Molecular Spectroscopy Laboratory, ‡Theoretical Molecular Science Laboratory and iTHES, and §Ultrafast Spectroscopy Research Team, RIKEN Center for Advanced Photonics (RAP), RIKEN, 2-1 Hirosawa, Wako, Saitama 351-0198, Japan ∥ Department of Chemical and Biomolecular Engineering, University of Maryland, College Park, Maryland 20742, United States ABSTRACT: Lipid/water interaction is essential for many biological processes. The water structure at the nonionic lipid interface remains little known, and there is no scope of a priori prediction of water orientation at nonionic interfaces, either. Here, we report our study combining advanced nonlinear spectroscopy and molecular dynamics simulation on the water orientation at the ceramide/water interface. We measured χ(2) spectrum in the OH stretch region of ceramide/isotopically diluted water interface using heterodyne-detected vibrational sum-frequency generation spectroscopy and found that the interfacial water prefers an overall hydrogen-up orientation.

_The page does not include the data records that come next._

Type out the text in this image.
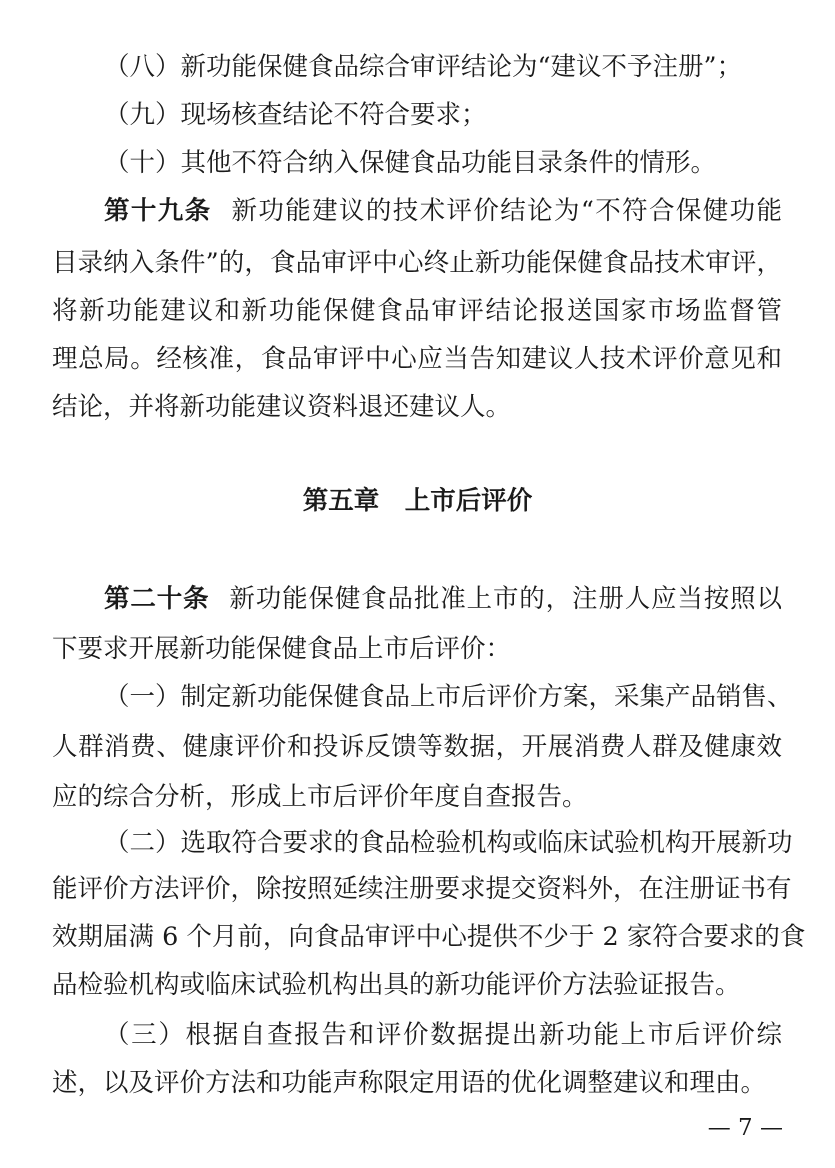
（八）新功能保健食品综合审评结论为“建议不予注册”；
（九）现场核查结论不符合要求；
（十）其他不符合纳入保健食品功能目录条件的情形。
第十九条 新功能建议的技术评价结论为“不符合保健功能
目录纳入条件”的，食品审评中心终止新功能保健食品技术审评，
将新功能建议和新功能保健食品审评结论报送国家市场监督管
理总局。经核准，食品审评中心应当告知建议人技术评价意见和
结论，并将新功能建议资料退还建议人。
第五章　上市后评价
第二十条 新功能保健食品批准上市的，注册人应当按照以
下要求开展新功能保健食品上市后评价：
（一）制定新功能保健食品上市后评价方案，采集产品销售、
人群消费、健康评价和投诉反馈等数据，开展消费人群及健康效
应的综合分析，形成上市后评价年度自查报告。
（二）选取符合要求的食品检验机构或临床试验机构开展新功
能评价方法评价，除按照延续注册要求提交资料外，在注册证书有
效期届满 6 个月前，向食品审评中心提供不少于 2 家符合要求的食
品检验机构或临床试验机构出具的新功能评价方法验证报告。
（三）根据自查报告和评价数据提出新功能上市后评价综
述，以及评价方法和功能声称限定用语的优化调整建议和理由。
— 7 —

Molecular dynamics simulation indicates that this preferred hydrogen-up orientation of water is determined by a delicate balance between hydrogen-up and hydrogen-down orientation induced by lipid−water and intralipid hydrogen bonds. This mechanism also suggests that water orientation at neutral lipid interfaces depends highly on the chemical structure of the lipid headgroup, in contrast to the charged lipid interfaces where the net water orientation is determined solely by the charge of the lipid headgroup.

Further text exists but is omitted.